The Muller F element (4.2 Mb, ~80 protein-coding genes) is an unusual autosome of Drosophila melanogaster; it is mostly heterochromatic with a low recombination rate. To investigate how these properties impact the evolution of repeats and genes, we manually improved the sequence and annotated the genes on the D. erecta, D. mojavensis, and D. grimshawi F elements and euchromatic domains from the Muller D element. We find that F elements have greater transposon density (25–50%) than euchromatic reference regions (3–11%). Among the F elements, D. grimshawi has the lowest transposon density (particularly DINE-1: 2% vs. 11–27%). F element genes have larger coding spans, more coding exons, larger introns, and lower codon bias. Comparison of the Effective Number of Codons with the Codon Adaptation Index shows that, in contrast to the other species, codon bias in D. grimshawi F element genes can be attributed primarily to selection instead of mutational biases, suggesting that density and types of transposons affect the degree of local heterochromatin formation.

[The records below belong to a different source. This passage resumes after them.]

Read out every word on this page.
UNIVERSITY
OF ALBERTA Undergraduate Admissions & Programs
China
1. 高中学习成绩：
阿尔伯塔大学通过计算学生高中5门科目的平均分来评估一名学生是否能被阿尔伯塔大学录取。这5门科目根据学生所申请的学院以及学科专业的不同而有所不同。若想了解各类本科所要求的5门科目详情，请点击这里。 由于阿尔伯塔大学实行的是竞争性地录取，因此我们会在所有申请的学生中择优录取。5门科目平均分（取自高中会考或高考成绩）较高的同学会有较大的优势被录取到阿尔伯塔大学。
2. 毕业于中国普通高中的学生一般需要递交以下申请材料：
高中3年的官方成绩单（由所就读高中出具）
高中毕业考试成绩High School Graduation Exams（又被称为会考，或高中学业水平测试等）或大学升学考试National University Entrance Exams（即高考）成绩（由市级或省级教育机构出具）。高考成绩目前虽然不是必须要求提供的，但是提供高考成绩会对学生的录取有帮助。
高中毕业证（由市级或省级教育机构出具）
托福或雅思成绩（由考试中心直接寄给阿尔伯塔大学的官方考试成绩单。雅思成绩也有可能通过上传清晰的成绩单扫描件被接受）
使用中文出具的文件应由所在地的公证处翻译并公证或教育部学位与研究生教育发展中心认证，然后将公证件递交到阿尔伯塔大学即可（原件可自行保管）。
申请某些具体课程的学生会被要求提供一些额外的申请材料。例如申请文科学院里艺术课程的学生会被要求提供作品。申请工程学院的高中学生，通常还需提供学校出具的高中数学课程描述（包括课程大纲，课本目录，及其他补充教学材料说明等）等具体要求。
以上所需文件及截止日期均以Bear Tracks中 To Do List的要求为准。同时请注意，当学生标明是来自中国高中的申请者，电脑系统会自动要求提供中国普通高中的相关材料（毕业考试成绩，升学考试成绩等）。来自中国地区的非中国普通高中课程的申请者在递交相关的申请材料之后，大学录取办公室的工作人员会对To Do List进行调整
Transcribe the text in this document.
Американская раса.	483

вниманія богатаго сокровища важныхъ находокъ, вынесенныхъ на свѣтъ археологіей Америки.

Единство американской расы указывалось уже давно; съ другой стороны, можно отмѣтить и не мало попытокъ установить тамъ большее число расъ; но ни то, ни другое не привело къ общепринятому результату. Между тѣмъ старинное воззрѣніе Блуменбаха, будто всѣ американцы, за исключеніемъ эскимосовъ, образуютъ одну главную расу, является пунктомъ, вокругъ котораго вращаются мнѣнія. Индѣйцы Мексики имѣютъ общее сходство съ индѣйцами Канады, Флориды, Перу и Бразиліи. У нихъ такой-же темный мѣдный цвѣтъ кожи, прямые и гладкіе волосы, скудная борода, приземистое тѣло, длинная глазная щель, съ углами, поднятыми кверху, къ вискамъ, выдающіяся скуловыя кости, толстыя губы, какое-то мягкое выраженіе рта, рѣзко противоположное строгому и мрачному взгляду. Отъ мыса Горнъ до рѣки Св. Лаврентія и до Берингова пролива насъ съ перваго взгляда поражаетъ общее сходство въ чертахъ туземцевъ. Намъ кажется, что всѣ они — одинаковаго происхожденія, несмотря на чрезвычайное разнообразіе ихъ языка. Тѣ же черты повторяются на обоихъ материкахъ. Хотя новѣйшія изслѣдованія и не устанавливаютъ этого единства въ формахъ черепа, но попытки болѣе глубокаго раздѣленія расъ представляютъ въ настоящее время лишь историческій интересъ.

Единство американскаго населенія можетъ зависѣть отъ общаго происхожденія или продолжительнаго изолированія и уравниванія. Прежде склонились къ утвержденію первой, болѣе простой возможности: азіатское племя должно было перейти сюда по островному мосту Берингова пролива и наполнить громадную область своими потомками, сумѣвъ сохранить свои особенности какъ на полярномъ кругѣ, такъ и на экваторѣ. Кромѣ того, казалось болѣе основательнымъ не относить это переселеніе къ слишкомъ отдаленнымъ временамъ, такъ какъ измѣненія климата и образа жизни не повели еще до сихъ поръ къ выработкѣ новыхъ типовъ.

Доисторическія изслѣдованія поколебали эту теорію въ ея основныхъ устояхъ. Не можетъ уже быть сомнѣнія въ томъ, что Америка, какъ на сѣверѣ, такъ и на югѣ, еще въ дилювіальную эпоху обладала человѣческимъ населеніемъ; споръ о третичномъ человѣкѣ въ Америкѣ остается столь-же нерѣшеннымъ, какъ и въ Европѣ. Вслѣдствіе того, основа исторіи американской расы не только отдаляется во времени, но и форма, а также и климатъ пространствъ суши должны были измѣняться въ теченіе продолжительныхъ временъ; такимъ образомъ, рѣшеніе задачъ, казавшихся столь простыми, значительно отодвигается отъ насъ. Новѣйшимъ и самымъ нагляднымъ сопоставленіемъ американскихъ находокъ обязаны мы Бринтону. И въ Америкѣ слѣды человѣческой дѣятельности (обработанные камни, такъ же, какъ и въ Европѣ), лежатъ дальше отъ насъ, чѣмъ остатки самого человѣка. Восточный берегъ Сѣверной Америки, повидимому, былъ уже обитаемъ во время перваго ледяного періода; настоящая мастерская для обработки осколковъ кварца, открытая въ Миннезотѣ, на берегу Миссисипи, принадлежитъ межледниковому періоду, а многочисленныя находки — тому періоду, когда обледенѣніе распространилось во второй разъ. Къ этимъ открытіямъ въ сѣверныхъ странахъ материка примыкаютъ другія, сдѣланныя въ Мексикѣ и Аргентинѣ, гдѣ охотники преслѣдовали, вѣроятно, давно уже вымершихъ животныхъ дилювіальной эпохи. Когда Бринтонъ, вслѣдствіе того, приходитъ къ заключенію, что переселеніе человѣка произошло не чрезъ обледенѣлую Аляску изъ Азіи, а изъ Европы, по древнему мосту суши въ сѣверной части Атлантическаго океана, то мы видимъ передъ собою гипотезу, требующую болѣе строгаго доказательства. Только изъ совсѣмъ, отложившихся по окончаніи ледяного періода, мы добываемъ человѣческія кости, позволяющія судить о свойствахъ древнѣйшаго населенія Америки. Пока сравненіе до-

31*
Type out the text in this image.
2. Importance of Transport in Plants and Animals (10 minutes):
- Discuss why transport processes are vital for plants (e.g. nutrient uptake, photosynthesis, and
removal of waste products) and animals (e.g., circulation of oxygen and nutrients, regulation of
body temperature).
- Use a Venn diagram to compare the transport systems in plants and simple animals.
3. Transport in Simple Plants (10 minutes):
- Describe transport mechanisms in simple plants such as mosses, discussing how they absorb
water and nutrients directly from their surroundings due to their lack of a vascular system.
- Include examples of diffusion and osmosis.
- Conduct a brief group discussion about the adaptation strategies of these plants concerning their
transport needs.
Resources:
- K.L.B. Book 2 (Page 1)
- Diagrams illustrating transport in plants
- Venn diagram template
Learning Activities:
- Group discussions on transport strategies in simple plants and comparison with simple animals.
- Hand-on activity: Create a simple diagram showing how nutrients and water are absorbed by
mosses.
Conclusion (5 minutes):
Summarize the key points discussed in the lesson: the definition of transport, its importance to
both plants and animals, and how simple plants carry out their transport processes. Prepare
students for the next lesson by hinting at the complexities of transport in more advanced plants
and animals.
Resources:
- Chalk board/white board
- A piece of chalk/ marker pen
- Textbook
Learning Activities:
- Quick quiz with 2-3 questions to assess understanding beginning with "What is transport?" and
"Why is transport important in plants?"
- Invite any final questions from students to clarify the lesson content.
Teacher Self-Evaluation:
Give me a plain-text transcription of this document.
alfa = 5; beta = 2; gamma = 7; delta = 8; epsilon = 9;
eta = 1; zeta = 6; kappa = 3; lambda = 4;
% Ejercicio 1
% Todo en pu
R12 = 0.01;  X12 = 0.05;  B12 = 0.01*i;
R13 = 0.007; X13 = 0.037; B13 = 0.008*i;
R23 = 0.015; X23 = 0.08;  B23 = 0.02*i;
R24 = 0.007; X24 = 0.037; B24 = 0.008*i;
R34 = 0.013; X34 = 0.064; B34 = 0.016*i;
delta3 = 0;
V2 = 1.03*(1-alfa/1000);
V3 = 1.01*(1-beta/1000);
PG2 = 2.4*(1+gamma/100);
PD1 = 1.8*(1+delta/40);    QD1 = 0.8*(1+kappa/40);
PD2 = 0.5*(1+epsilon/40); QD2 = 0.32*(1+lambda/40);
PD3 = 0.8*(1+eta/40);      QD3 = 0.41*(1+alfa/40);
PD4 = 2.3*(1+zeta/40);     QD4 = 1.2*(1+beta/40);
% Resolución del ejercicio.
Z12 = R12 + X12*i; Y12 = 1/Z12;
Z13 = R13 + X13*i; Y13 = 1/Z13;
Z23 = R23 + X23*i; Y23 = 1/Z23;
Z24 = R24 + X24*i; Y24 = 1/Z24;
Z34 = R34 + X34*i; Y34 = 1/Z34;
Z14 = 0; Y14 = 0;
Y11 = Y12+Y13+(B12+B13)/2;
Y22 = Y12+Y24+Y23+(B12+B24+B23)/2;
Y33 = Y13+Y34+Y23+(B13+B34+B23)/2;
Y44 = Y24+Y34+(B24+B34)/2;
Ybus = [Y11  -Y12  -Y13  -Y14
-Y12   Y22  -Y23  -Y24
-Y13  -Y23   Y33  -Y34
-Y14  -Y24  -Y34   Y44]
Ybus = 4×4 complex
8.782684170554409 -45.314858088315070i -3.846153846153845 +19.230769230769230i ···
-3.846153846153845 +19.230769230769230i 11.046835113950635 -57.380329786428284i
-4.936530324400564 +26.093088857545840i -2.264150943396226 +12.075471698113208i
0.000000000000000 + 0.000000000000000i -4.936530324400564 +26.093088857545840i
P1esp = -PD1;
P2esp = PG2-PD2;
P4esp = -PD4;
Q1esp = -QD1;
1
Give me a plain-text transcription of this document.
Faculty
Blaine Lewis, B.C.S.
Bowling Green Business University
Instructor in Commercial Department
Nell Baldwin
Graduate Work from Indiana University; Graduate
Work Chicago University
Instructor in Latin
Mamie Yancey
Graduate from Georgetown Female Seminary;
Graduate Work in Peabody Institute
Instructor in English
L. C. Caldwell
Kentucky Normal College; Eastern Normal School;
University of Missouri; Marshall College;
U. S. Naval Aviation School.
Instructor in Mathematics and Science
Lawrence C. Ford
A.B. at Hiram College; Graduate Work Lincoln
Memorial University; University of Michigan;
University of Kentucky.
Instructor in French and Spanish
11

F element genes have lower estimated DNA melting temperatures than D element genes, potentially facilitating transcription through heterochromatin. Most F element genes (~90%) have remained on that element, but the F element has smaller syntenic blocks than genome averages (3.4–3.6 vs. 8.4–8.8 genes per block), indicating greater rates of inversion despite lower rates of recombination. Overall, the F element has maintained characteristics that are distinct from other autosomes in the Drosophila lineage, illuminating the constraints imposed by a heterochromatic milieu.